A possible intervention

Trump’s decision to spend days verbally attacking the Khans may wind up being the biggest blow of all to his tenuous relationship with the GOP.

Trump exacerbated his schism with the party Tuesday when he refused to endorse Ryan and another senior Republican running for reelection, Sen. John McCain of Arizona. In another unusual move, Trump’s running mate, Indiana Gov. Mike Pence, announced Wednesday that he is endorsing Speaker Ryan.

"I strongly support Paul Ryan, strongly endorse his reelection," Governor Pence said emphatically Wednesday on Fox News.

Both Ryan and McCain had endorsed Trump, despite their clear discomfort with his candidacy over both his bombastic style and positions that don’t square with party orthodoxy.

But the Republican Party is a club, and the rules are the rules, unwritten though they are. When the party appears headed toward selecting a nominee, the party closes ranks around that person, for better or worse.

With Trump, there’s been a whole lot more “worse” than “better” lately.

It has reached the point where allies of Trump – RNC chairman Reince Priebus, former House Speaker Newt Gingrich, and former New York Mayor Rudy Giuliani – are reportedly plotting an intervention with the candidate to get him to “reset” his campaign.

But few have serious hope that Trump is really willing to change his ways. Trump has said that he knows how to be “presidential” – but chooses not to. His current shtick has taken him far, he says, so why change? He’ll be presidential after he defeats Clinton, he adds.

In other words, this Trump – the unpredictable, populist, mesmerizing, profane Trump – is the nominee, and the one the party will ride all the way to November. Or maybe not.

Word on Wednesday morning that RNC officials were contemplating the possibility that Trump might quit – leaving it up to the 168-member RNC to find a replacement – seemed to send public discourse into the realm of political science fiction.

But really, the idea that Trump may not last three more months as the GOP nominee seemed to reflect more the confusion and frustration of party leaders over Trump’s behavior than any real prospect that the hyper-competitive Trump might actually drop out.

How the GOP got here

The GOP arrived at this point, in part, by happenstance.

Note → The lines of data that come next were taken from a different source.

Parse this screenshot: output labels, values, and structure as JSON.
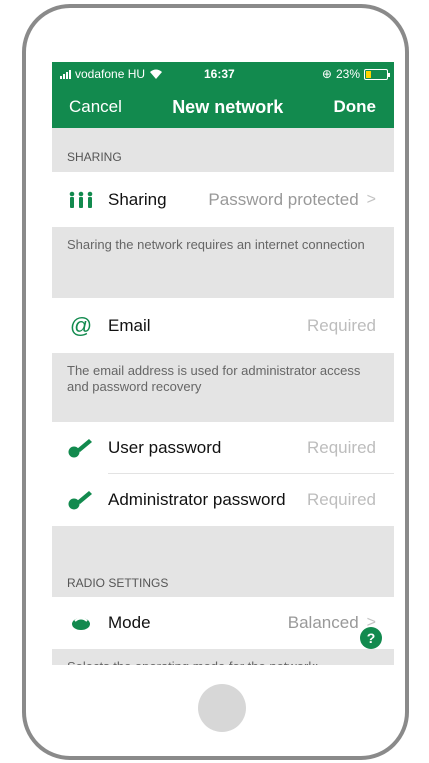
{
  "status_bar": {
    "carrier": "vodafone HU",
    "time": "16:37",
    "battery": "23%"
  },
  "nav": {
    "cancel": "Cancel",
    "title": "New network",
    "done": "Done"
  },
  "sections": {
    "sharing": {
      "header": "SHARING",
      "label": "Sharing",
      "value": "Password protected",
      "footer": "Sharing the network requires an internet connection"
    },
    "email": {
      "label": "Email",
      "placeholder": "Required",
      "footer": "The email address is used for administrator access and password recovery"
    },
    "passwords": {
      "user_label": "User password",
      "user_placeholder": "Required",
      "admin_label": "Administrator password",
      "admin_placeholder": "Required"
    },
    "radio": {
      "header": "RADIO SETTINGS",
      "label": "Mode",
      "value": "Balanced",
      "footer": "Selects the operating mode for the network:"
    }
  },
  "help_label": "?",
  "colors": {
    "brand_green": "#128a4e",
    "background_gray": "#e4e4e4"
  },
  "icons": [
    "signal-icon",
    "wifi-icon",
    "battery-icon",
    "people-icon",
    "at-icon",
    "key-icon",
    "router-icon",
    "chevron-right-icon",
    "help-icon"
  ]
}
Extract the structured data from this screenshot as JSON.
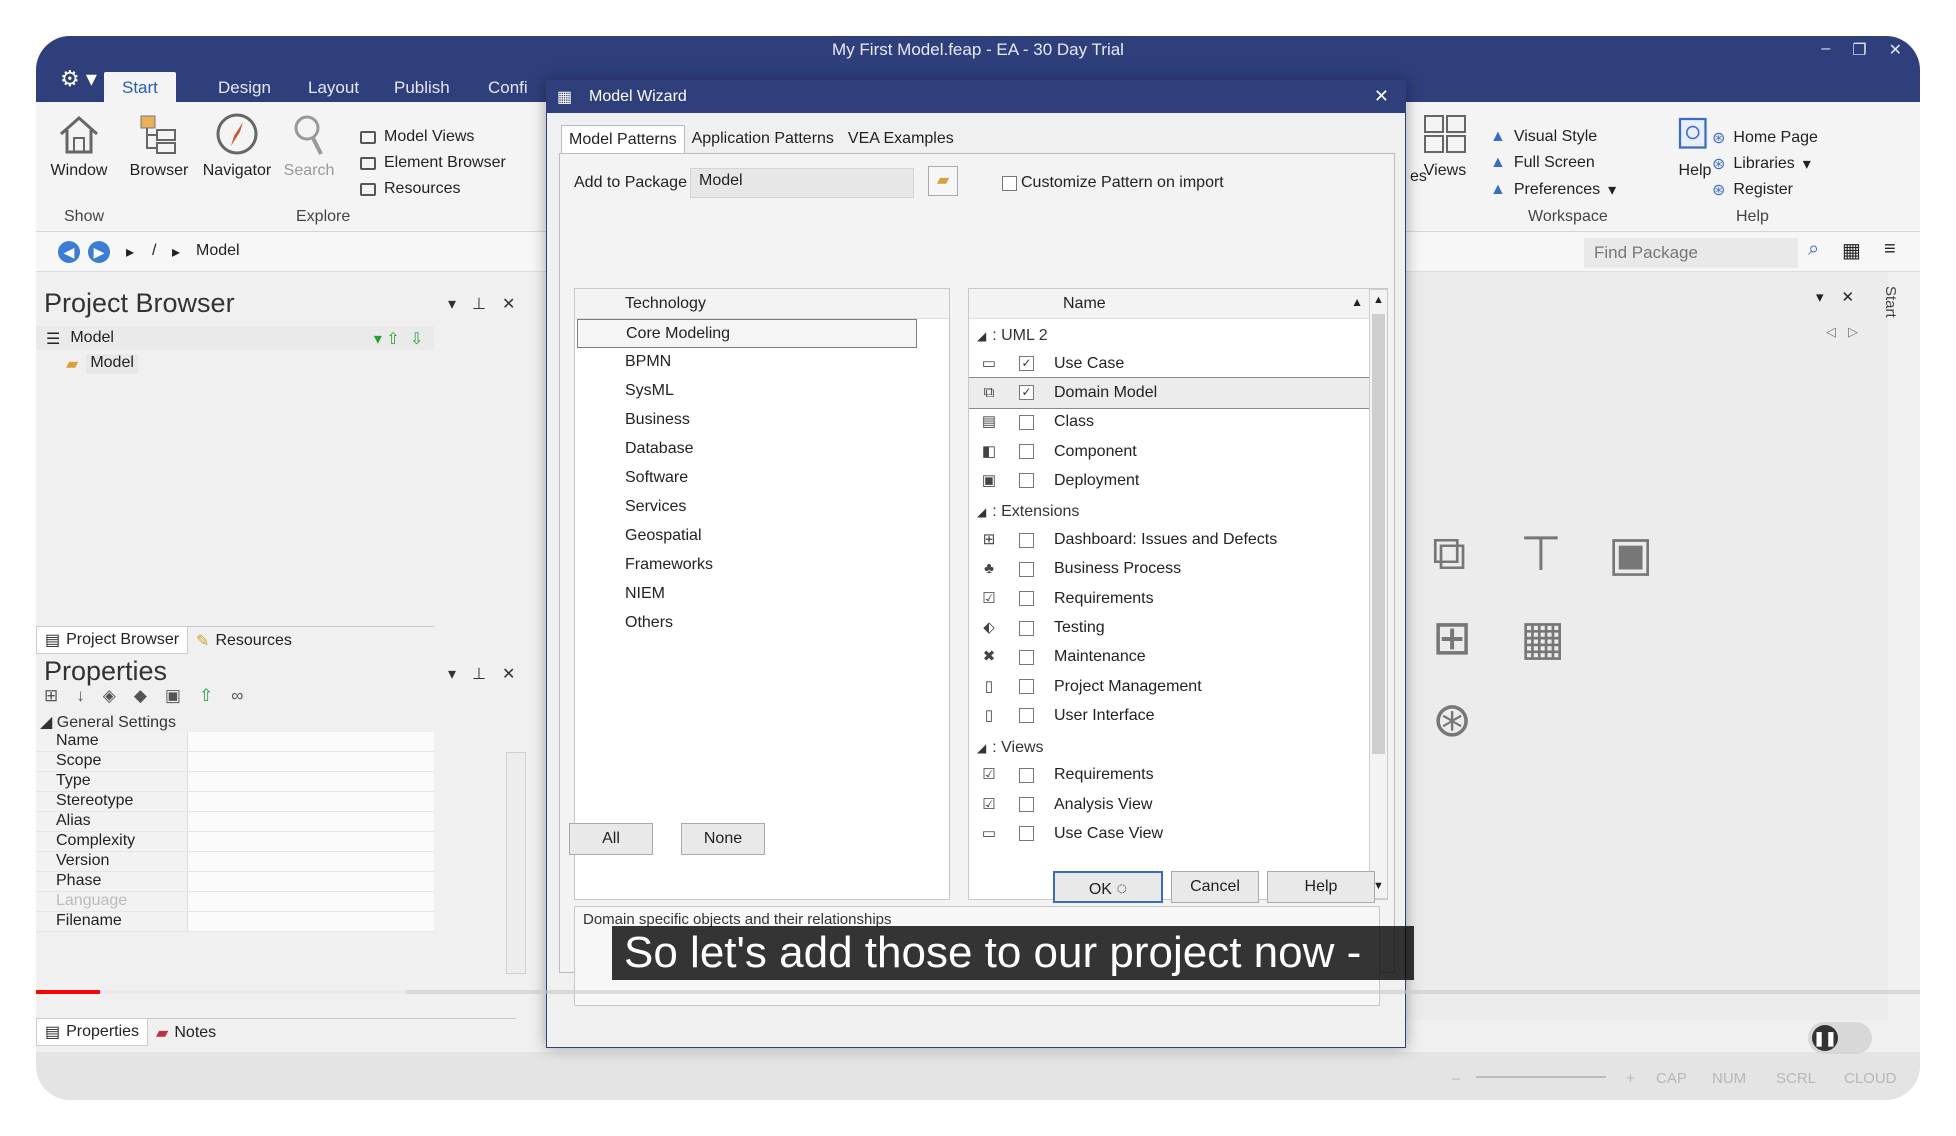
{
  "window": {
    "title": "My First Model.feap - EA - 30 Day Trial",
    "controls": [
      "–",
      "❐",
      "✕"
    ]
  },
  "ribbon": {
    "tabs": [
      "Start",
      "Design",
      "Layout",
      "Publish",
      "Confi"
    ],
    "active_tab": "Start",
    "show_group": {
      "window_label": "Window",
      "group_label": "Show"
    },
    "explore_group": {
      "browser_label": "Browser",
      "navigator_label": "Navigator",
      "search_label": "Search",
      "model_views": "Model Views",
      "element_browser": "Element Browser",
      "resources": "Resources",
      "group_label": "Explore"
    },
    "workspace_group": {
      "views_prefix": "es",
      "views_label": "Views",
      "visual_style": "Visual Style",
      "full_screen": "Full Screen",
      "preferences": "Preferences",
      "group_label": "Workspace"
    },
    "help_group": {
      "help_label": "Help",
      "home_page": "Home Page",
      "libraries": "Libraries",
      "register": "Register",
      "group_label": "Help"
    }
  },
  "address_bar": {
    "root": "/",
    "crumb": "Model",
    "find_package_placeholder": "Find Package"
  },
  "project_browser": {
    "title": "Project Browser",
    "root_label": "Model",
    "child_label": "Model",
    "tabs": [
      "Project Browser",
      "Resources"
    ]
  },
  "properties": {
    "title": "Properties",
    "section": "General Settings",
    "rows": [
      "Name",
      "Scope",
      "Type",
      "Stereotype",
      "Alias",
      "Complexity",
      "Version",
      "Phase",
      "Language",
      "Filename"
    ],
    "tabs": [
      "Properties",
      "Notes"
    ]
  },
  "right_panel": {
    "side_tab": "Start"
  },
  "dialog": {
    "title": "Model Wizard",
    "close": "✕",
    "tabs": [
      "Model Patterns",
      "Application Patterns",
      "VEA Examples"
    ],
    "active_tab": "Model Patterns",
    "add_to_package_label": "Add to Package",
    "add_to_package_value": "Model",
    "customize_label": "Customize Pattern on import",
    "technology_header": "Technology",
    "technologies": [
      "Core Modeling",
      "BPMN",
      "SysML",
      "Business",
      "Database",
      "Software",
      "Services",
      "Geospatial",
      "Frameworks",
      "NIEM",
      "Others"
    ],
    "selected_technology": "Core Modeling",
    "name_header": "Name",
    "groups": [
      {
        "label": ": UML 2",
        "items": [
          {
            "name": "Use Case",
            "checked": true,
            "icon": "use-case-icon",
            "glyph": "▭"
          },
          {
            "name": "Domain Model",
            "checked": true,
            "icon": "domain-model-icon",
            "glyph": "⧉",
            "selected": true
          },
          {
            "name": "Class",
            "checked": false,
            "icon": "class-icon",
            "glyph": "▤"
          },
          {
            "name": "Component",
            "checked": false,
            "icon": "component-icon",
            "glyph": "◧"
          },
          {
            "name": "Deployment",
            "checked": false,
            "icon": "deployment-icon",
            "glyph": "▣"
          }
        ]
      },
      {
        "label": ": Extensions",
        "items": [
          {
            "name": "Dashboard: Issues and Defects",
            "checked": false,
            "icon": "dashboard-icon",
            "glyph": "⊞"
          },
          {
            "name": "Business Process",
            "checked": false,
            "icon": "business-process-icon",
            "glyph": "♣"
          },
          {
            "name": "Requirements",
            "checked": false,
            "icon": "requirements-icon",
            "glyph": "☑"
          },
          {
            "name": "Testing",
            "checked": false,
            "icon": "testing-icon",
            "glyph": "⬖"
          },
          {
            "name": "Maintenance",
            "checked": false,
            "icon": "maintenance-icon",
            "glyph": "✖"
          },
          {
            "name": "Project Management",
            "checked": false,
            "icon": "project-management-icon",
            "glyph": "▯"
          },
          {
            "name": "User Interface",
            "checked": false,
            "icon": "user-interface-icon",
            "glyph": "▯"
          }
        ]
      },
      {
        "label": ": Views",
        "items": [
          {
            "name": "Requirements",
            "checked": false,
            "icon": "requirements-view-icon",
            "glyph": "☑"
          },
          {
            "name": "Analysis View",
            "checked": false,
            "icon": "analysis-view-icon",
            "glyph": "☑"
          },
          {
            "name": "Use Case View",
            "checked": false,
            "icon": "use-case-view-icon",
            "glyph": "▭"
          }
        ]
      }
    ],
    "description": "Domain specific objects and their relationships",
    "all_button": "All",
    "none_button": "None",
    "ok_button": "OK",
    "cancel_button": "Cancel",
    "help_button": "Help"
  },
  "caption": "So let's add those to our project now -",
  "status_bar": {
    "items": [
      "CAP",
      "NUM",
      "SCRL",
      "CLOUD"
    ]
  },
  "video": {
    "progress_fraction": 0.034
  },
  "colors": {
    "title_bar": "#2f3f7c",
    "accent": "#2a5db0",
    "progress_played": "#ff0000"
  }
}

When 17 candidates ran for the Republican nomination, there was nothing the party leadership could do to winnow the field, and anoint an “establishment” favorite who could take on the outsiders – not only Trump but also Texas Sen. Ted Cruz. The “invisible primary” – in which fundraising, debates, endorsements, and poll numbers present an early picture of candidate strength – left the field large right up until the first caucus.

Trump’s distinct style and populist message broke through the clutter of the large field, and sent him to the top of the heap.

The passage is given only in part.